How to Marginalize in Causal Structure Learning?

arXiv:2511.14001v1
Originality Incremental advance
AI Analysis

This work addresses a bottleneck in causal structure learning for researchers and practitioners using Bayesian networks, representing an incremental improvement with a novel method for a known limitation.

The paper tackles the challenge of marginalizing over probability distributions in Bayesian network structure learning by introducing a method using tractable probabilistic circuits, which improves performance compared to existing dynamic programming approaches.

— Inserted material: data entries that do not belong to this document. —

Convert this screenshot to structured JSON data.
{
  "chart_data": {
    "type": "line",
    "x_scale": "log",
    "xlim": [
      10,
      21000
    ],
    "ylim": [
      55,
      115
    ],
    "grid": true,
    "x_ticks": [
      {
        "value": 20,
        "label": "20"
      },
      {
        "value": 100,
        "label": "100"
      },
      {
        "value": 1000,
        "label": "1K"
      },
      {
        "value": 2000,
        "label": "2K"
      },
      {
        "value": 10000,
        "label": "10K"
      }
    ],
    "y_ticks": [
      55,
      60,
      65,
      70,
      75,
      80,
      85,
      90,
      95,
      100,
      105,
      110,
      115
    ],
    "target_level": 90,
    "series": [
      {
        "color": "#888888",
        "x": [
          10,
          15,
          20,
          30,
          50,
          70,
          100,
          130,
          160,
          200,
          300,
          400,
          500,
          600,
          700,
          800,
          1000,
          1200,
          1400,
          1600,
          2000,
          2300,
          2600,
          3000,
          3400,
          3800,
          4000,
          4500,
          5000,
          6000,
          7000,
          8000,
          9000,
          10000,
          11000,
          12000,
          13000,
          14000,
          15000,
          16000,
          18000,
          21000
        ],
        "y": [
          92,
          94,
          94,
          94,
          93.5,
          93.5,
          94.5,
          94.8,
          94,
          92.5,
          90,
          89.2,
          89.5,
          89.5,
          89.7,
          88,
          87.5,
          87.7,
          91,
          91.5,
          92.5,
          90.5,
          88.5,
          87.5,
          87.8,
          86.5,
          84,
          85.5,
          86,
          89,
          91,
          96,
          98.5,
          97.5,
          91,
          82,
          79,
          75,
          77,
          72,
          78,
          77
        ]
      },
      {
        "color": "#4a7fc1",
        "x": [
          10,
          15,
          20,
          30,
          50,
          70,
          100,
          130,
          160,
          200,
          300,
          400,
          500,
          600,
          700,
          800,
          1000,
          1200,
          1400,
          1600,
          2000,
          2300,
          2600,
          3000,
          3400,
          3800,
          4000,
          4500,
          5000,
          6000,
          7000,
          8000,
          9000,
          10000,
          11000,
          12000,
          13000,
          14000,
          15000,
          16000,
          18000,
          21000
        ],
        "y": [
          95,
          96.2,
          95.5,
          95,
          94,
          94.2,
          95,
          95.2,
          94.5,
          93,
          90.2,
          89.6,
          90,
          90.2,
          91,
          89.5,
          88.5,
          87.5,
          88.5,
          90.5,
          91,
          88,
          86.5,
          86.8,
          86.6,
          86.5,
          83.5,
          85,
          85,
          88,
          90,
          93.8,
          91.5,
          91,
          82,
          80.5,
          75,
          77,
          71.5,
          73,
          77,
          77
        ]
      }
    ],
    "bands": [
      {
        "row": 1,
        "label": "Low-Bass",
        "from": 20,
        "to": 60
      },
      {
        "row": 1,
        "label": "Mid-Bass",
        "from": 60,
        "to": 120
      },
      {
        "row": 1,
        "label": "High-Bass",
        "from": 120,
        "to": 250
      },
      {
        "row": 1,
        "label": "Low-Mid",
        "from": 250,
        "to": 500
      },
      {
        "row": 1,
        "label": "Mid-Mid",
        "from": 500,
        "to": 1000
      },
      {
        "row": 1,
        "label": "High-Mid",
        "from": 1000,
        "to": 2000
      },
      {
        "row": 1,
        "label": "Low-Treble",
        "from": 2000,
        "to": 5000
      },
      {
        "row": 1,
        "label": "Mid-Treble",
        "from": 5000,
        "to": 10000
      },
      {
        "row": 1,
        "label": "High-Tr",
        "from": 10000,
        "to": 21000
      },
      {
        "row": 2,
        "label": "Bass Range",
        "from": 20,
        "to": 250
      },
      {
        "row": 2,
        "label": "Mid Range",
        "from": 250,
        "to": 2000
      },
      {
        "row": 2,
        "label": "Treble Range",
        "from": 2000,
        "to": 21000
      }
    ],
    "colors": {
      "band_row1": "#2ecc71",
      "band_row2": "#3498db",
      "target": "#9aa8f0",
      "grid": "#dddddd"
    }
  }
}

Bayesian networks (BNs) are a widely used class of probabilistic graphical models employed in numerous application domains. However, inferring the network's graphical structure from data remains challenging. Bayesian structure learners approach this problem by inferring a posterior distribution over the possible directed acyclic graphs underlying the BN. The inference process often requires marginalizing over probability distributions, which is typically done using dynamic programming methods that restrict the set of possible parents for each node. Instead, we present a novel method that utilizes tractable probabilistic circuits to circumvent this restriction. This method utilizes a new learning routine that trains these circuits on both the original distribution and marginal queries. The architecture of probabilistic circuits then inherently allows for fast and exact marginalization on the learned distribution. We then show empirically that utilizing our method to answer marginals allows Bayesian structure learners to improve their performance compared to current methods.